Coloca a responsabilidade e escolha nas mãos do seu filho.
Maneiras inteligentes de usar conseqüências naturais e lógicas
- Lembre-se de que ameaças e punições não são necessárias. "Se você não parar agora, eu vou ..." não é necessário porque se entende que se seu filho fizer "x", haverá um resultado "y". Fazer uma lista de consequências ajudará seu filho a ver quais serão os resultados quando ele fizer escolhas erradas.
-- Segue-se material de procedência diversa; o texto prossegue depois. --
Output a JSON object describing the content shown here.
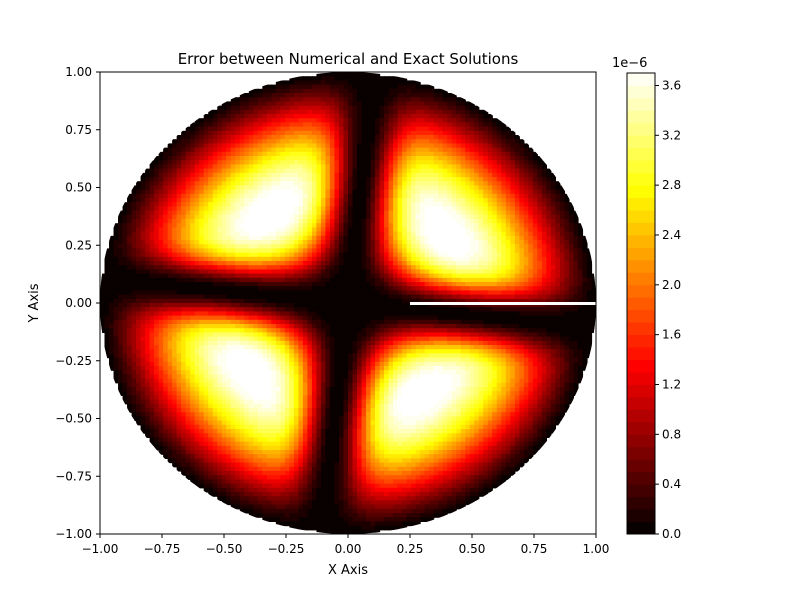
{
  "chart_data": {
    "type": "heatmap",
    "title": "Error between Numerical and Exact Solutions",
    "xlabel": "X Axis",
    "ylabel": "Y Axis",
    "xlim": [
      -1.0,
      1.0
    ],
    "ylim": [
      -1.0,
      1.0
    ],
    "x_ticks": [
      "−1.00",
      "−0.75",
      "−0.50",
      "−0.25",
      "0.00",
      "0.25",
      "0.50",
      "0.75",
      "1.00"
    ],
    "x_tick_values": [
      -1.0,
      -0.75,
      -0.5,
      -0.25,
      0.0,
      0.25,
      0.5,
      0.75,
      1.0
    ],
    "y_ticks": [
      "−1.00",
      "−0.75",
      "−0.50",
      "−0.25",
      "0.00",
      "0.25",
      "0.50",
      "0.75",
      "1.00"
    ],
    "y_tick_values": [
      -1.0,
      -0.75,
      -0.5,
      -0.25,
      0.0,
      0.25,
      0.5,
      0.75,
      1.0
    ],
    "domain": "unit disk",
    "colormap": "hot",
    "colorbar": {
      "label": "",
      "offset_text": "1e−6",
      "min": 0.0,
      "max": 3.7,
      "ticks": [
        "0.0",
        "0.4",
        "0.8",
        "1.2",
        "1.6",
        "2.0",
        "2.4",
        "2.8",
        "3.2",
        "3.6"
      ],
      "tick_values": [
        0.0,
        0.4,
        0.8,
        1.2,
        1.6,
        2.0,
        2.4,
        2.8,
        3.2,
        3.6
      ],
      "levels": 37
    },
    "peaks": [
      {
        "x": -0.28,
        "y": 0.38,
        "value": 3.7
      },
      {
        "x": 0.38,
        "y": 0.25,
        "value": 3.6
      },
      {
        "x": -0.38,
        "y": -0.25,
        "value": 3.6
      },
      {
        "x": 0.25,
        "y": -0.38,
        "value": 3.7
      }
    ],
    "zero_lines": [
      {
        "name": "near-vertical",
        "angle_deg": 84
      },
      {
        "name": "near-horizontal",
        "angle_deg": -6
      }
    ],
    "grid": false,
    "legend": "none"
  }
}
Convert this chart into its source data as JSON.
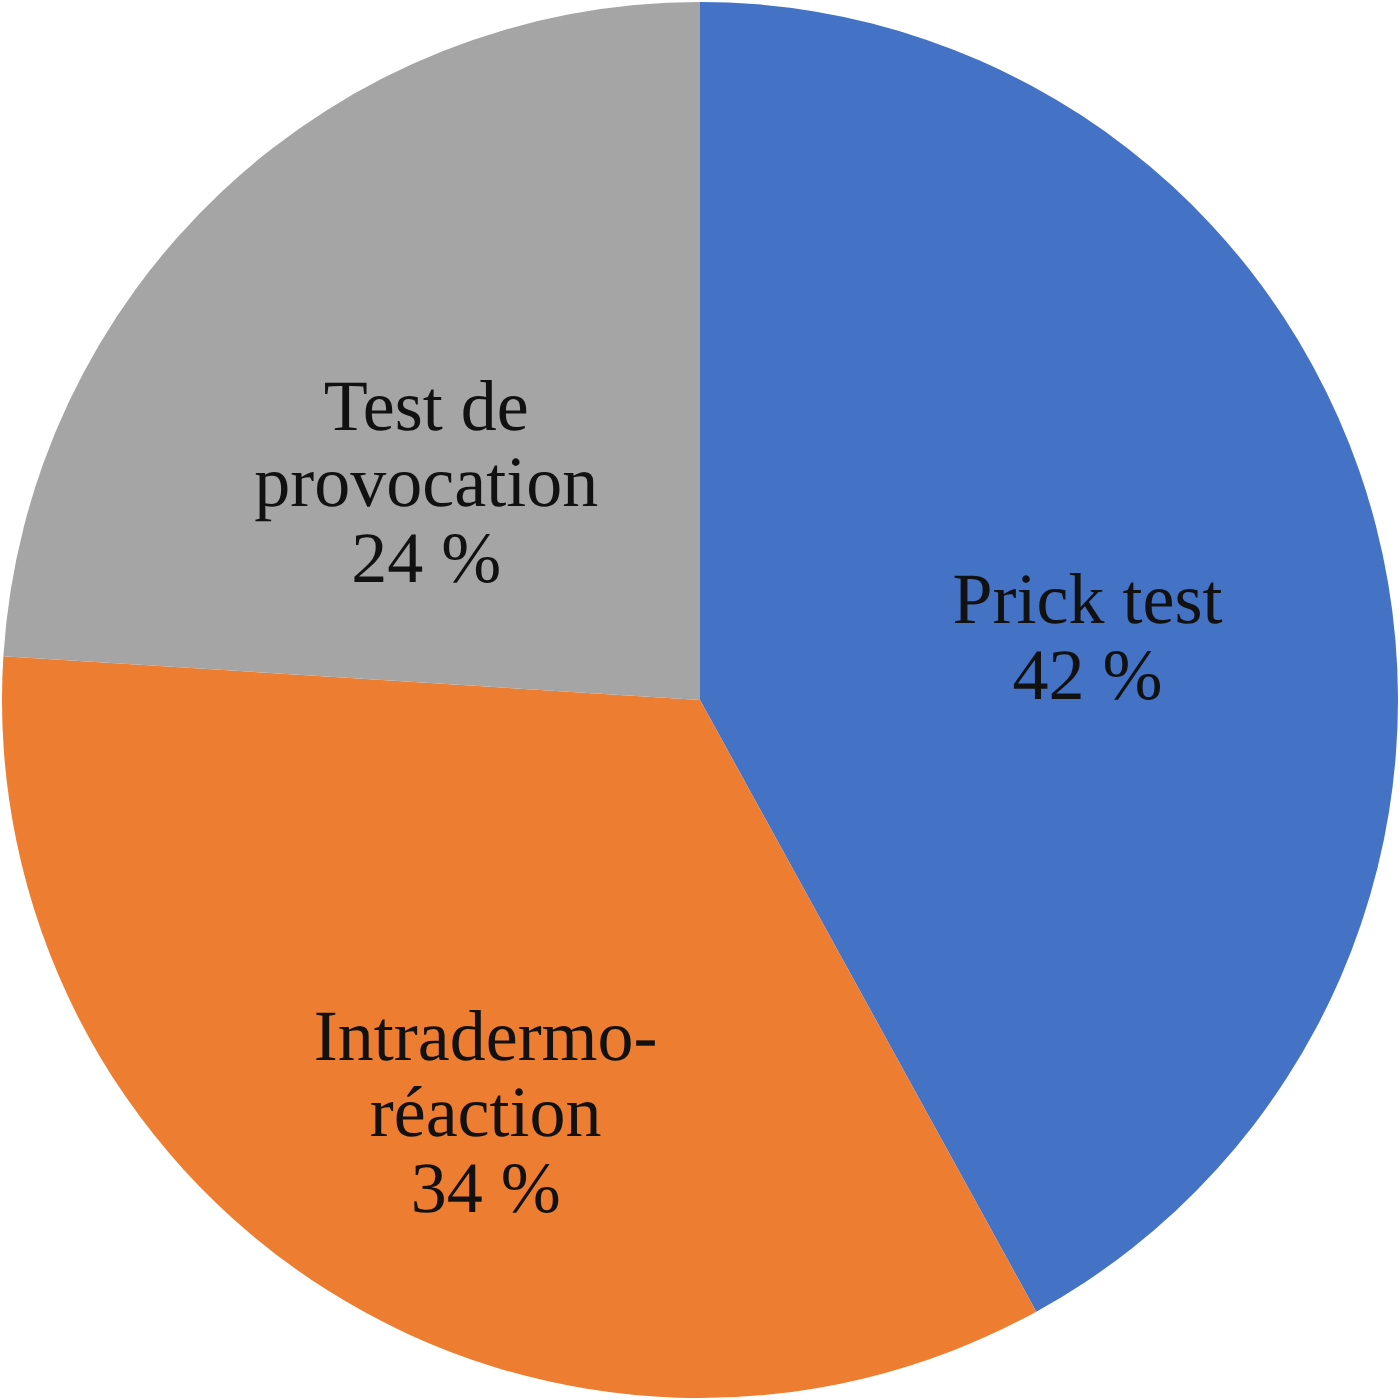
{
  "chart_data": {
    "type": "pie",
    "categories": [
      "Prick test",
      "Intradermo-réaction",
      "Test de provocation"
    ],
    "values": [
      42,
      34,
      24
    ],
    "colors": [
      "#4472c4",
      "#ed7d31",
      "#a5a5a5"
    ],
    "value_labels": [
      "42 %",
      "34 %",
      "24 %"
    ],
    "legend": false
  }
}
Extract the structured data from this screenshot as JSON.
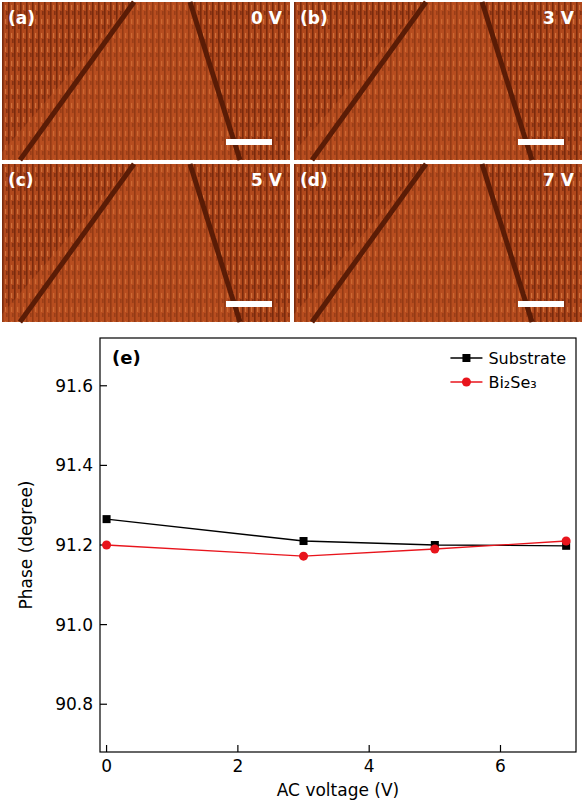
{
  "panels": [
    {
      "label": "(a)",
      "voltage": "0 V"
    },
    {
      "label": "(b)",
      "voltage": "3 V"
    },
    {
      "label": "(c)",
      "voltage": "5 V"
    },
    {
      "label": "(d)",
      "voltage": "7 V"
    }
  ],
  "chart_data": {
    "type": "line",
    "title": "(e)",
    "x_label": "AC voltage (V)",
    "y_label": "Phase (degree)",
    "x": [
      0,
      3,
      5,
      7
    ],
    "series": [
      {
        "name": "Substrate",
        "color": "#000000",
        "marker": "square",
        "values": [
          91.265,
          91.21,
          91.2,
          91.198
        ]
      },
      {
        "name": "Bi₂Se₃",
        "color": "#e8141c",
        "marker": "circle",
        "values": [
          91.2,
          91.172,
          91.19,
          91.21
        ]
      }
    ],
    "xlim": [
      -0.1,
      7.15
    ],
    "xticks": [
      0,
      2,
      4,
      6
    ],
    "ylim": [
      90.68,
      91.72
    ],
    "yticks": [
      {
        "value": 90.8,
        "label": "90.8"
      },
      {
        "value": 91.0,
        "label": "91.0"
      },
      {
        "value": 91.2,
        "label": "91.2"
      },
      {
        "value": 91.4,
        "label": "91.4"
      },
      {
        "value": 91.6,
        "label": "91.6"
      }
    ],
    "legend": "upper right",
    "grid": false
  }
}
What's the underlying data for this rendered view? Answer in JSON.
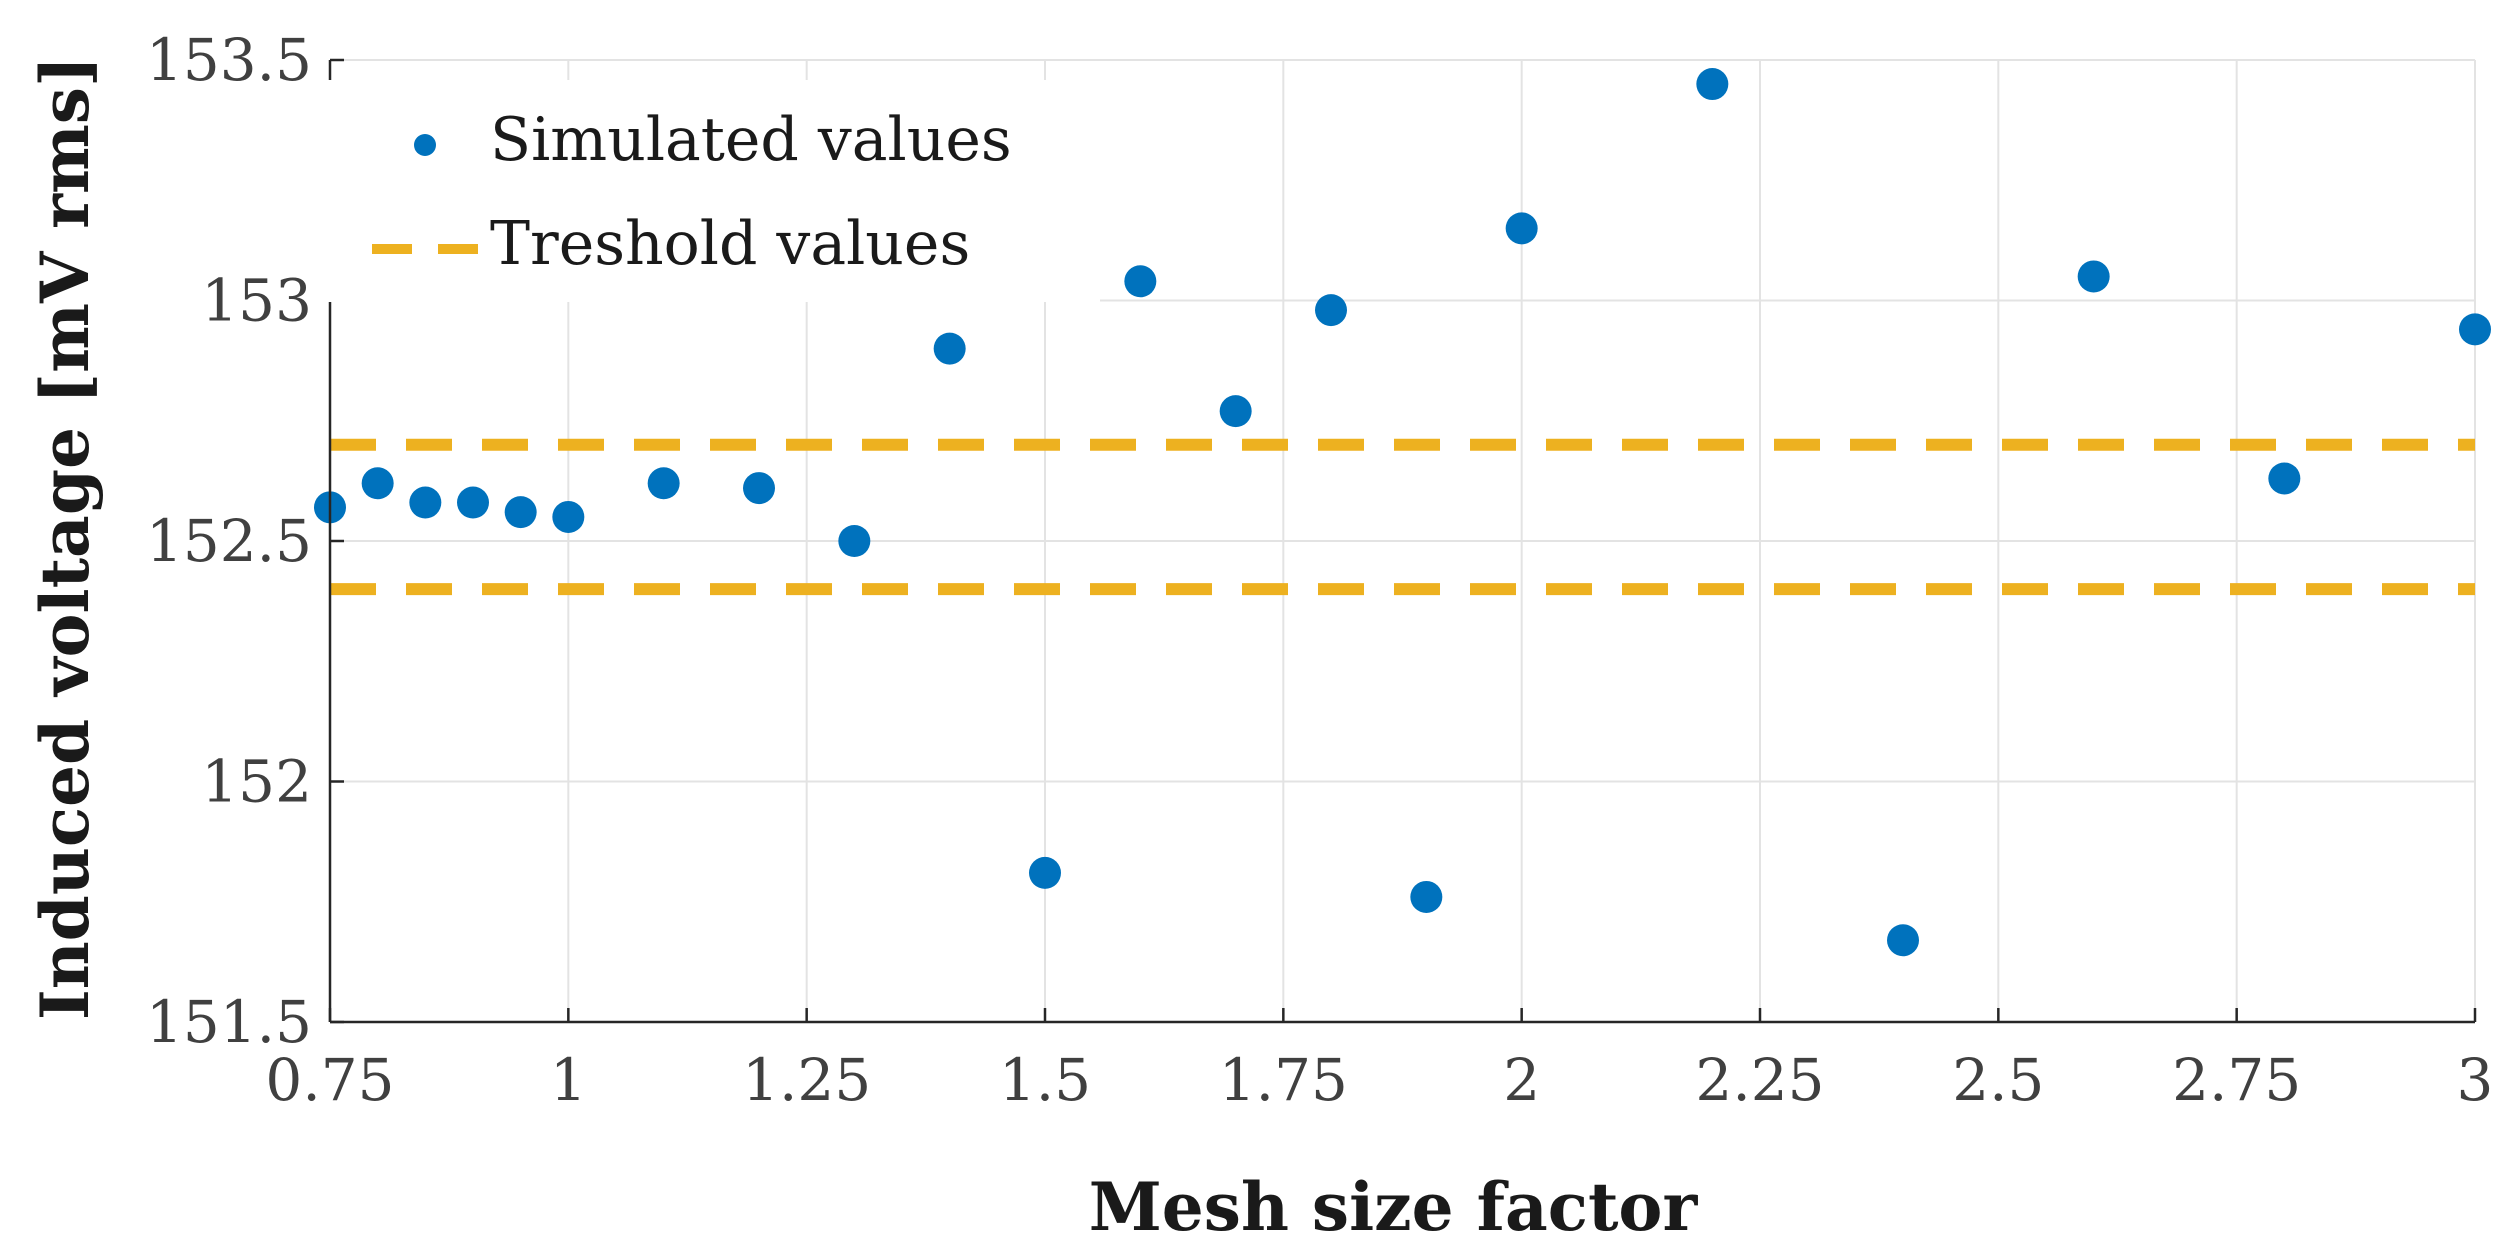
{
  "chart_data": {
    "type": "scatter",
    "title": "",
    "xlabel": "Mesh size factor",
    "ylabel": "Induced voltage [mV rms]",
    "xlim": [
      0.75,
      3
    ],
    "ylim": [
      151.5,
      153.5
    ],
    "xticks": [
      "0.75",
      "1",
      "1.25",
      "1.5",
      "1.75",
      "2",
      "2.25",
      "2.5",
      "2.75",
      "3"
    ],
    "yticks": [
      "151.5",
      "152",
      "152.5",
      "153",
      "153.5"
    ],
    "grid": true,
    "legend_position": "top-left",
    "series": [
      {
        "name": "Simulated values",
        "kind": "scatter",
        "color": "#0072BD",
        "x": [
          0.75,
          0.8,
          0.85,
          0.9,
          0.95,
          1.0,
          1.1,
          1.2,
          1.3,
          1.4,
          1.5,
          1.6,
          1.7,
          1.8,
          1.9,
          2.0,
          2.2,
          2.4,
          2.6,
          2.8,
          3.0
        ],
        "y": [
          152.57,
          152.62,
          152.58,
          152.58,
          152.56,
          152.55,
          152.62,
          152.61,
          152.5,
          152.9,
          151.81,
          153.04,
          152.77,
          152.98,
          151.76,
          153.15,
          153.45,
          151.67,
          153.05,
          152.63,
          152.94
        ]
      },
      {
        "name": "Treshold values",
        "kind": "hline",
        "color": "#EDB120",
        "y": [
          152.7,
          152.4
        ]
      }
    ]
  }
}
- Tenha em mente que é tudo sobre como lembrar seu filho de suas escolhas. Em vez de ameaças como: "Se você não parar de chutar seu irmão agora, vou colocar você em dia!" Você pode simplesmente lembrar a seu filho que ela tem escolhas: Ela pode parar de chutar seu irmão ou sentar e se acalmar e pensar sobre suas ações até que esteja pronta para se desculpar e se juntar ao resto da família.
- Fique consistente. Se o seu filho exprime raiva ou ressentimento quando ele enfrenta a consequência, mantenha a calma e lembre ao seu filho que esta foi a escolha dele. Não desista e deixe-o fazer do seu jeito.
- Deixe a consequência se encaixar no erro. Se seu filho não pegar seus brinquedos ou roupas depois de ter sido perguntado, a conseqüência pode ser que ele não consiga brincar com seus brinquedos - ou computador ou videogames - até que esteja pronto para limpar a si mesmo.
- Tire a emoção da sua interação e fale em tom amigável, mas firme. Não há necessidade de ficar com raiva ou chateado com seu filho, já que é uma simples questão de causa e efeito - um erro leva a uma consequência.
- Não fale sobre o passado - atenha- se ao agora e ao futuro imediato. Evite dizer coisas como "Você nunca ouve" ou "Você sempre esquece". Atenha-se ao comportamento em questão e à escolha que seu filho faz que levará a um resultado. Tente não pensar em ações passadas ou fazer julgamentos sobre suas ações futuras.